◆理事長ー歴史の散歩道 4ー
蔀屋北遺跡 (しとみやきたいせき)
(大阪府四条畷市)
馬は元来日本にはいませんでした。
朝鮮半島から渡来人により導入されました。
古墳時代のころで(5世紀前半)のことです。
四条畷市の蔀屋北遺跡の地域は、古代においては、河内湖内に入ると考えられていて、
遺跡は存在しないと古くから言われておりました。
平成13年度から始まった調査で、この遺跡が発見されました。
*(大阪府 近つ飛鳥博物館にて)
馬の遺骸(馬埋納土坑)
四条畷市は、生駒山系の北部の山麓に広がるところです。
かつては、河内湖に面していました。
5世紀初め、この地に渡来人により馬の飼育技術が伝えられ、
牧が始まりました。
馬一頭分そっくりの骨格が、この地で見つかりました。体高は124cm前後で、
歯の寸法から年齢は5~6歳ごろとみなされています。
(*なわて水みらいセンター敷地内にて)
右手赤印が馬の埋納土坑の場所です。
「長辺2.03m、短辺1.52m、深さ30cmの隅丸長方形の土坑内に埋葬された馬が
そのままの位置で良好な状態で出土しました。
馬は頭部を北側に向き、右側位を上にした横臥姿勢をしていました。」
(四条畷市史 第5巻 P194-195)
*(大阪府 近つ飛鳥博物館蔵)
往時の馬の骨格が復元され展示されています。
復元のモデルになったのは、日本の在来種である宮崎県都井岬の「御崎馬」です。
この在来種は、今でも悠々とこの宮崎県の先端で、100頭近くが生息しています。
蔀屋北遺跡は、河内馬飼いの集落として、5世紀後半から6世紀後半が最盛期でした。
「出土品には、韓式系土器や初期須恵器、かまどの焚口を保護するU字形板状土製品、
準構造船の船材などがみられ、
渡来人や彼らと関わりの深い人びとが暮らしていたことがわかります。
また馬の骨や馬の飼育に必要と考えられる鞍や鐙、轡などの実用的な馬具、
大量の製塩土器なども見つかっており、馬にかかわりの深い人々の存在も想定されています。
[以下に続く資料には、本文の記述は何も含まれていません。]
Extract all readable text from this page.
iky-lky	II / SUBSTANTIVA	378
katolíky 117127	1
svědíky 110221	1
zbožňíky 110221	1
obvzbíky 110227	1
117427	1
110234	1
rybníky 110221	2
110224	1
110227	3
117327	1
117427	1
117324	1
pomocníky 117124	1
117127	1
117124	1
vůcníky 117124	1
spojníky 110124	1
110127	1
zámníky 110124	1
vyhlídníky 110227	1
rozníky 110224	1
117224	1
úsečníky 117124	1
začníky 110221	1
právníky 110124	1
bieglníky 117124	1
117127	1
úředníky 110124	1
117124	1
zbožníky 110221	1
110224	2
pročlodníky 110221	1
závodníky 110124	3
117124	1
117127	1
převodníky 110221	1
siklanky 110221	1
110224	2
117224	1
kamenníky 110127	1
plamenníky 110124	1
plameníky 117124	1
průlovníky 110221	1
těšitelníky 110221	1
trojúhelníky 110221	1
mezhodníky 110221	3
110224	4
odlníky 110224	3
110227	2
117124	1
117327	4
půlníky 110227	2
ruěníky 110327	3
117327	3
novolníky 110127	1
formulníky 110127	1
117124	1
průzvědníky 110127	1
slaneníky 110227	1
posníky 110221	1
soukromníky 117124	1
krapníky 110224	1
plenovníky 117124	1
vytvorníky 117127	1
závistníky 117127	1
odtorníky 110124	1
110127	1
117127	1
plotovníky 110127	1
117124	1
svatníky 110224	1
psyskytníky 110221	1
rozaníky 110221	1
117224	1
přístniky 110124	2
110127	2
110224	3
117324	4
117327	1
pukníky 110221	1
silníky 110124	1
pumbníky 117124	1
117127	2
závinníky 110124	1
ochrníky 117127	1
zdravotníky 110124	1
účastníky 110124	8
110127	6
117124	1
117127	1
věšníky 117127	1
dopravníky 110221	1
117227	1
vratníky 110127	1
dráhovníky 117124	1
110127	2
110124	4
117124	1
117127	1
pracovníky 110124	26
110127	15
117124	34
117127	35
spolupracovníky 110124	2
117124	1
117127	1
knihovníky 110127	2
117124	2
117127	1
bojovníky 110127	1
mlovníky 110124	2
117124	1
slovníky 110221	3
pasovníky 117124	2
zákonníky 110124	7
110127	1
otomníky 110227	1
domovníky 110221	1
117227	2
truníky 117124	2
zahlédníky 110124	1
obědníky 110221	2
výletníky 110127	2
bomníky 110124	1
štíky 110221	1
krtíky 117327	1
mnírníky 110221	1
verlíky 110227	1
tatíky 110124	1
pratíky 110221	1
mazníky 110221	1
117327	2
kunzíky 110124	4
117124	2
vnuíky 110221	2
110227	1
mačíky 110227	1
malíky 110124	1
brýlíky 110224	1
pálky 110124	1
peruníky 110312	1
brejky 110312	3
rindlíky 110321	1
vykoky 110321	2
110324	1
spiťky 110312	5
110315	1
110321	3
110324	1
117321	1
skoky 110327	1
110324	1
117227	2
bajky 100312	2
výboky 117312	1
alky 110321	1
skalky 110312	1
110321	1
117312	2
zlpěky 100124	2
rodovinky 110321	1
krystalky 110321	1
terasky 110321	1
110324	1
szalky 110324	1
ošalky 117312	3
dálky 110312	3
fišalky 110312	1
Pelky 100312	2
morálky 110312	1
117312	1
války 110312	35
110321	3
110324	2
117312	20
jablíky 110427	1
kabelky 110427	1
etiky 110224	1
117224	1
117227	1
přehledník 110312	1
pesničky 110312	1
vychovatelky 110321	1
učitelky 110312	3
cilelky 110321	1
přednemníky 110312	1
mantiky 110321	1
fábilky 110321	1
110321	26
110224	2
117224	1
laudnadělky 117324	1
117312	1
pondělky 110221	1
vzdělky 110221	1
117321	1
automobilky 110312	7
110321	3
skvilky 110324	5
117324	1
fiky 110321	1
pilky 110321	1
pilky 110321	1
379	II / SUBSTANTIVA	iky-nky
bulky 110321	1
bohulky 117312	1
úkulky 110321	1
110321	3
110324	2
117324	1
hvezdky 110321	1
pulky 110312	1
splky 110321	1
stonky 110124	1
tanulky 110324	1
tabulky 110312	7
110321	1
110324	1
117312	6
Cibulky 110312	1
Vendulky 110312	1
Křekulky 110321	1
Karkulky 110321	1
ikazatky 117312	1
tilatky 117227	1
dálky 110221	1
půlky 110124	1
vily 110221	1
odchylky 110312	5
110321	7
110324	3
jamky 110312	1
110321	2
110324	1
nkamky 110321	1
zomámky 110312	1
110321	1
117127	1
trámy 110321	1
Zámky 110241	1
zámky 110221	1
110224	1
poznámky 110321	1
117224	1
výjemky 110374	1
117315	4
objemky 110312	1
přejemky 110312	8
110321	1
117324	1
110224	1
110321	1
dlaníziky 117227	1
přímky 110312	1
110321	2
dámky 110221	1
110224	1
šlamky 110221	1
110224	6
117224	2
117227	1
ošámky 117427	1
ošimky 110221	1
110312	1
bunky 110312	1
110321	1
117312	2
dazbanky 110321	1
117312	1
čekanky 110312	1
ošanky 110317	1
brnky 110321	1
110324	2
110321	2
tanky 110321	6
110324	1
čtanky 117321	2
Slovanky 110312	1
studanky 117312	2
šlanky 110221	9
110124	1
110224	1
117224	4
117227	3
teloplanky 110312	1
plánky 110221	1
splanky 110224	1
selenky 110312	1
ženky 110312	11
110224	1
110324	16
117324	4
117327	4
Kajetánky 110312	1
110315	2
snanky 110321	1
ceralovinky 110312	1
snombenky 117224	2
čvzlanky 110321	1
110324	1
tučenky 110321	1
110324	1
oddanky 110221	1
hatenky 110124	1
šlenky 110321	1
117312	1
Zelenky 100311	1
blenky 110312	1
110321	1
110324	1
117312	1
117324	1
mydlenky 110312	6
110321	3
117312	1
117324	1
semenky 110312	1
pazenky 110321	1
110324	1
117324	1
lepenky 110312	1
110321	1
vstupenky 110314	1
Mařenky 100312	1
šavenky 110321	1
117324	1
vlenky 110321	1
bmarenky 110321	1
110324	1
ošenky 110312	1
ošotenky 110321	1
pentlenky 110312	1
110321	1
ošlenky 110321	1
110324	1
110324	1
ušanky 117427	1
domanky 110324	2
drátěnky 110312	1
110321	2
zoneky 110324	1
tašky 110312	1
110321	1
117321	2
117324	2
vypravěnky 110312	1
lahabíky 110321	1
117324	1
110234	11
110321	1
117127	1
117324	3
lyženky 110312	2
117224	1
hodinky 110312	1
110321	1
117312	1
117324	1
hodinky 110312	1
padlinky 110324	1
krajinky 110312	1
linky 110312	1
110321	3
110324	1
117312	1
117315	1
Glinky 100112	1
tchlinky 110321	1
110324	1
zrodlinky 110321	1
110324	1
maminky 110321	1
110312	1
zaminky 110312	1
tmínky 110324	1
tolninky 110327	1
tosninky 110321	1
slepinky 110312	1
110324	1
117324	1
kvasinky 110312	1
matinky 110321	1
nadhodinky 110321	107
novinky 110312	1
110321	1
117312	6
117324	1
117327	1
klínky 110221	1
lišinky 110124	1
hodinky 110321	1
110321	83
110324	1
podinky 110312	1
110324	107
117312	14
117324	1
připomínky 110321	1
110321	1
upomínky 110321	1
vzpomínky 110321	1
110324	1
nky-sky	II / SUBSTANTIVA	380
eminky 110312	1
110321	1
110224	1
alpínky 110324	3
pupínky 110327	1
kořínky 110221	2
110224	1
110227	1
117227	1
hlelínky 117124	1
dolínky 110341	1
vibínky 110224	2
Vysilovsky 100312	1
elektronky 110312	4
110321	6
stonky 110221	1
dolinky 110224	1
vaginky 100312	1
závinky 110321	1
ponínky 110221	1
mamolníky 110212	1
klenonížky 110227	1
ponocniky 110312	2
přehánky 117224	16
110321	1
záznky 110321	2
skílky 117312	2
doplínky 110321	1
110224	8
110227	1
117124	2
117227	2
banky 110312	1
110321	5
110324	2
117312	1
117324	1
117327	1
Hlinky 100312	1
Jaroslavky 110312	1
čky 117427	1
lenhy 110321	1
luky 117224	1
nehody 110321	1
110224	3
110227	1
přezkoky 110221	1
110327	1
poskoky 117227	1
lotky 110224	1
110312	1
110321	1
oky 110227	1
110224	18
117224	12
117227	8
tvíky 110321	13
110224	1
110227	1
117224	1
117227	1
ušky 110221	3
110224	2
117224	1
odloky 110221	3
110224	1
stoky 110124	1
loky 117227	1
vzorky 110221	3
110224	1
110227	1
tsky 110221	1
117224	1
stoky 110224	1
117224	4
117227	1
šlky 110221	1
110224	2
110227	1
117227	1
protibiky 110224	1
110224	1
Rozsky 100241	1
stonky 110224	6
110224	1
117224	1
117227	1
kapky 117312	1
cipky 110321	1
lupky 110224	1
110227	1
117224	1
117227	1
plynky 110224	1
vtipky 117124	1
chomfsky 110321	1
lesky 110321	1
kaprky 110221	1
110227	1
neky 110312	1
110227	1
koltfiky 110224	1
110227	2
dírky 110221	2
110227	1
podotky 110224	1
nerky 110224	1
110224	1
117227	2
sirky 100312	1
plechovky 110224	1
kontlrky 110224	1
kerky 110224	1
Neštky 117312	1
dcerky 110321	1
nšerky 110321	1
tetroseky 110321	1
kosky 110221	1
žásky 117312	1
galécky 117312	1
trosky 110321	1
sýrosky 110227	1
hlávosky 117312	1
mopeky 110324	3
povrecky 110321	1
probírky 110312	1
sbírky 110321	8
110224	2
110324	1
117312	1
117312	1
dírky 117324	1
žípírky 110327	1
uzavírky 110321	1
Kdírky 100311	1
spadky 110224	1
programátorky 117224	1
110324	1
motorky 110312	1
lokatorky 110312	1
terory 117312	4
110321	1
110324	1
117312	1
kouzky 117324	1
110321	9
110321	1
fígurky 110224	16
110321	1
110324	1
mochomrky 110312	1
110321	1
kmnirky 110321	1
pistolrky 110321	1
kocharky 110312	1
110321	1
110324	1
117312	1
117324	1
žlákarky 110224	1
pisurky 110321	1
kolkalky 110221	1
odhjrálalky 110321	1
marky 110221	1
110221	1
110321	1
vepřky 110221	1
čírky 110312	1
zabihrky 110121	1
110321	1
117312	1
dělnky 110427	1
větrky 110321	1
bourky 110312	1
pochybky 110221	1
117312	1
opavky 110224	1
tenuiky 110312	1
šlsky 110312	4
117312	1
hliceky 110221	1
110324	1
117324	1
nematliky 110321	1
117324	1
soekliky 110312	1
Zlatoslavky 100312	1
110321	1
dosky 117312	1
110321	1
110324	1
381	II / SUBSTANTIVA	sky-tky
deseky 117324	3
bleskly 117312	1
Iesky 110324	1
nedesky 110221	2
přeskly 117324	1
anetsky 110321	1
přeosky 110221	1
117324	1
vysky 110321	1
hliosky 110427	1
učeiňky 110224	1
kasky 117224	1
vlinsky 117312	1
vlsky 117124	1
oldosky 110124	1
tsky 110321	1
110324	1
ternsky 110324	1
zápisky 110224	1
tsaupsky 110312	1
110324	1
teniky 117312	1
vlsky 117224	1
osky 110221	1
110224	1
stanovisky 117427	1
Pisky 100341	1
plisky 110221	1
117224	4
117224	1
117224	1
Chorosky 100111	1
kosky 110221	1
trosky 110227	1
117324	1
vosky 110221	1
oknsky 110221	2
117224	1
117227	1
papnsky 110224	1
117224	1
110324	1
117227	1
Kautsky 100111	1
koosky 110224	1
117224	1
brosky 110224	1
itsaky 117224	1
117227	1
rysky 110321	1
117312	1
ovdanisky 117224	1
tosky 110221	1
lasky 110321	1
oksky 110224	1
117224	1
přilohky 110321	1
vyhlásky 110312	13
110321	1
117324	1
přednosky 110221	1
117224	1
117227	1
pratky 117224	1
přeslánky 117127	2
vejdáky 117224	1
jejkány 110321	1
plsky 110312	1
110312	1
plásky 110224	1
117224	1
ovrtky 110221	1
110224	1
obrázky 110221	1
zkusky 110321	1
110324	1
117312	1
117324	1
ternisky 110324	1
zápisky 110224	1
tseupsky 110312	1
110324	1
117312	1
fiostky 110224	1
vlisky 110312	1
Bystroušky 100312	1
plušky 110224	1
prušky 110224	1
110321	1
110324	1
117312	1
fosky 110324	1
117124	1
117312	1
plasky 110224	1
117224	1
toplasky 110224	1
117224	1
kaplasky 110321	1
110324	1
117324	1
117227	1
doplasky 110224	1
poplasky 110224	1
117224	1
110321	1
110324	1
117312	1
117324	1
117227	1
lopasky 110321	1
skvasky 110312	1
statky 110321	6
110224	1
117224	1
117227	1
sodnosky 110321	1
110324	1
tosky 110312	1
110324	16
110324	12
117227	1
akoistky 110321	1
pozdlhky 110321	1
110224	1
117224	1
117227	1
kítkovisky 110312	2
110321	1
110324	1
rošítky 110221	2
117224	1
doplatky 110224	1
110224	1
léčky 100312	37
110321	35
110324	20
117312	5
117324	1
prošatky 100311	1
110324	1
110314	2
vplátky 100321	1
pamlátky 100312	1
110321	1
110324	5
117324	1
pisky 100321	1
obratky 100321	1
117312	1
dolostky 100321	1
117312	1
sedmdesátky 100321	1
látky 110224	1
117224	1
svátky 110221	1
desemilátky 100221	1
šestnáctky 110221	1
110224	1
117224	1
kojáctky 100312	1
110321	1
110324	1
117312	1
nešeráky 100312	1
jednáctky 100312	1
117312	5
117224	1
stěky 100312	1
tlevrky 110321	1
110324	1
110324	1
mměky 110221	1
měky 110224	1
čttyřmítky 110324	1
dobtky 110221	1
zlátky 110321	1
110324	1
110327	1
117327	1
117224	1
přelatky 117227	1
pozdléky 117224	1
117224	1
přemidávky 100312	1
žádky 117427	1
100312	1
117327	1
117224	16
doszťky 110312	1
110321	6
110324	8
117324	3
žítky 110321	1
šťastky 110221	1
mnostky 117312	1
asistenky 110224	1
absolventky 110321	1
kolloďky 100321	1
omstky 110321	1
河内における渡来人の生活の在り方や「日本書記」などに見える「河内馬飼」との関連を
考える上でも興味深い遺跡です。」
(「考古学から見た日本の古代国家と古代文化」P52 近つ飛鳥博物館刊)
四条畷市の歴史資料館の方々からいろいろと説明を聞きました。
資料館の方々から、蔀屋北遺跡の出土品の数々が、
現在、大阪歴史博物館にて展示されているというので、
ご厚意で、無料の招待券をいただき、大阪歴博を訪ねてみました。
木製の鐙 馬のムチとブラシ
馬の埴輪 移動式かまど
「河内に定着した馬生産の技術は、やがて長野県や群馬県といった東国や、
宮崎県など南九州へも展開し、倭国の馬生産を支えるのです」。
(「考古学から見た日本の古代国家と古代文化」P50 近つ飛鳥博物館刊)
馬はどこからどうやってきたのでしょう。
朝鮮半島の百済あたりを出て、対馬、壱岐を通過して関門海峡を通り抜け、
瀬戸内海へと入り、一気に大阪湾までやってきて、当時未だ湖であった河内湖へ入り、
讃良(さらら)の地域(蔀屋北遺跡)へと上陸したのでしょう。
馬は木造船に乗って
(四条畷市史 第5巻 P183所収の古代船より転載)
丸木船をいくつか合わせ、横の舟板を高く嵩上げした木造船を「準構造船」と呼んでいます。
船の下の部分が丸木舟、上の部分が、横から来る波を防ぐ意味での板材を組み合わせたものです。
馬は半島内で生育し、それ相当な調教を受け、船に載せられ、はるばる日本まで渡ってきたのでしょう。
この木造船は、大阪へ到着すると、井戸の井戸枠の材料として再利用されています。
その井戸枠はモミの木を使っています。
モミの木を使った井戸枠が、この蔀屋北遺跡では6か所発見されています。